被天子啟這麼一連串機炮般的話語轟炸,梁王劉武早已是心亂如麻,根本不知道自己該作何反應。
直到天子啟問起正事,梁王劉武茫然無措的目光中,才總算恢複了些許風采。
“睢陽那邊,準備的如何了?”
便見梁王劉武稍一抿唇,旋即沉沉點下頭。
“都安排好了。”
“自梁國最東,一直到王都睢陽——一路上,臣弟布下了足足七道防線。”
“劉濞老賊不反則已,但敢舉兵,要想兵臨睢陽城下,不先舍去一半兵力,便想都彆想!”
“至於睢陽城,更是由少府送去的床弩、擲機無算,又城堅牆厚,固若金湯。”
“彆說是吳楚——便是關東諸王皆反,有弟鎮守睢陽,就絕不會讓哪怕一個亂臣賊子,出現在函穀關下!”
聞言,天子啟隻含笑一點頭,眼底卻也在梁王劉武看不見的角度,閃過一抹微不可查的凝重。
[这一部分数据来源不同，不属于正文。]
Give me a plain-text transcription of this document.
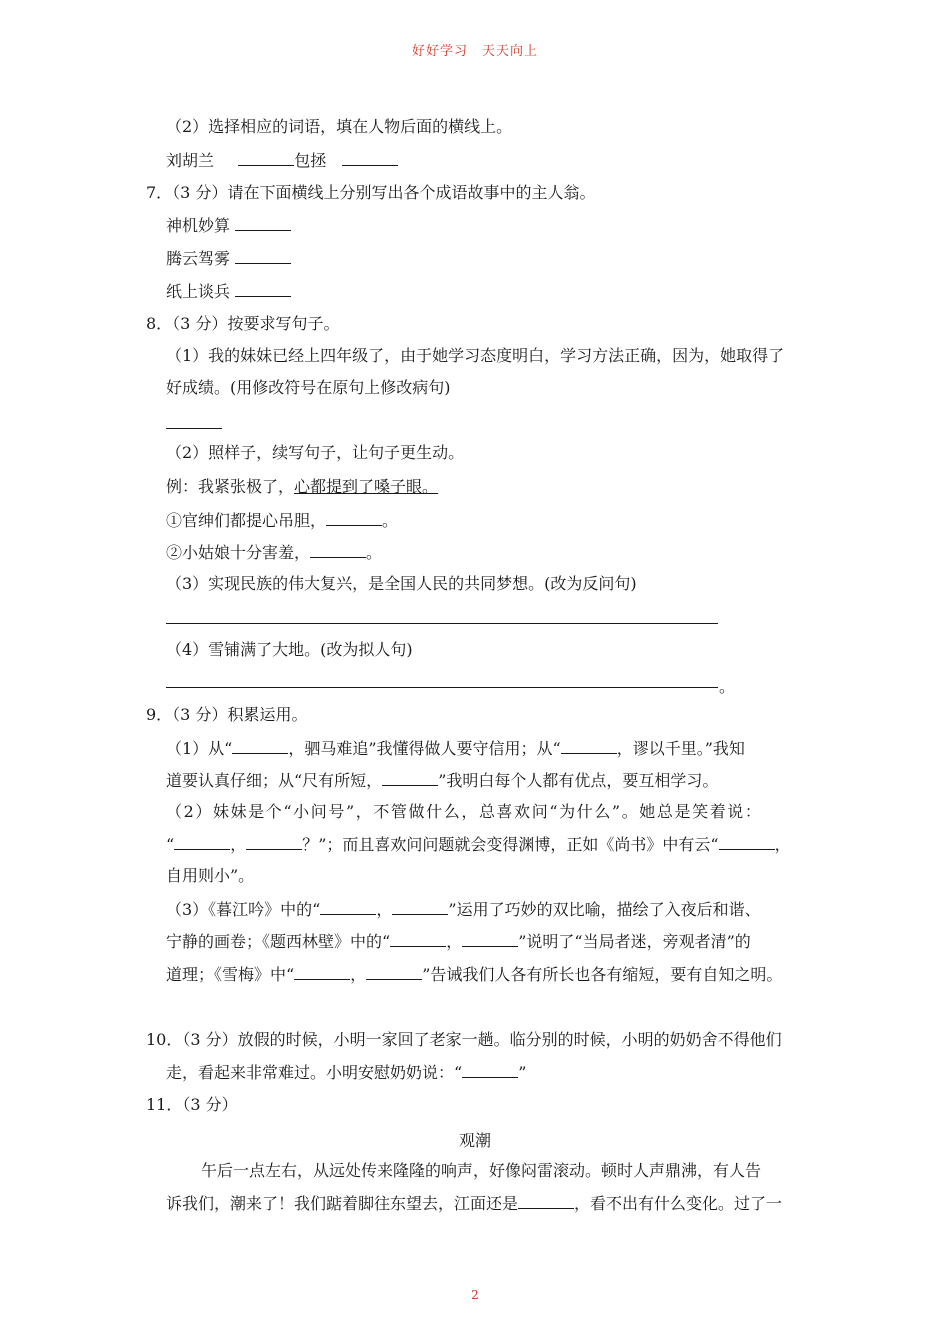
好好学习 天天向上
（2）选择相应的词语，填在人物后面的横线上。
刘胡兰	包拯
7．（3 分）请在下面横线上分别写出各个成语故事中的主人翁。
神机妙算
腾云驾雾
纸上谈兵
8．（3 分）按要求写句子。
（1）我的妹妹已经上四年级了，由于她学习态度明白，学习方法正确，因为，她取得了
好成绩。(用修改符号在原句上修改病句)
（2）照样子，续写句子，让句子更生动。
例：我紧张极了，心都提到了嗓子眼。
①官绅们都提心吊胆，	。
②小姑娘十分害羞，	。
（3）实现民族的伟大复兴，是全国人民的共同梦想。(改为反问句)
（4）雪铺满了大地。(改为拟人句)
。
9．（3 分）积累运用。
（1）从“	，驷马难追”我懂得做人要守信用；从“	，谬以千里。”我知
道要认真仔细；从“尺有所短，	”我明白每个人都有优点，要互相学习。
（2）妹妹是个“小问号”，不管做什么，总喜欢问“为什么”。她总是笑着说：
“	，	？”；而且喜欢问问题就会变得渊博，正如《尚书》中有云“	，
自用则小”。
（3）《暮江吟》中的“	，	”运用了巧妙的双比喻，描绘了入夜后和谐、
宁静的画卷；《题西林壁》中的“	，	”说明了“当局者迷，旁观者清”的
道理；《雪梅》中“	，	”告诫我们人各有所长也各有缩短，要有自知之明。
10．（3 分）放假的时候，小明一家回了老家一趟。临分别的时候，小明的奶奶舍不得他们
走，看起来非常难过。小明安慰奶奶说：“	”
11．（3 分）
观潮
午后一点左右，从远处传来隆隆的响声，好像闷雷滚动。顿时人声鼎沸，有人告
诉我们，潮来了！我们踮着脚往东望去，江面还是	，看不出有什么变化。过了一
2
——劉武的梁國,把守著關東門戶,位於函穀關以東不過數百裡。
按梁王劉武的說法,有梁國把守門戶,縱使‘天下皆反’,也絕不會有哪怕一個叛兵逆卒出現在函穀關下。
那如果,是梁國反了呢?
如果是這個能以一己之力,抗衡整個關東的梁國調轉槍頭,暢通無阻的朝函穀關進發呢……
“皇兄?”
短暫的失神,被梁王劉武一聲輕呼喚回,天子啟也隻麵色如常的一笑,便朝殿門一抬手。
“走,接著喝。”
“——今晚就彆回王府了,便在宮裡住下。”
“等功侯百官走了,咱們兄弟倆,再好生敘敘舊。”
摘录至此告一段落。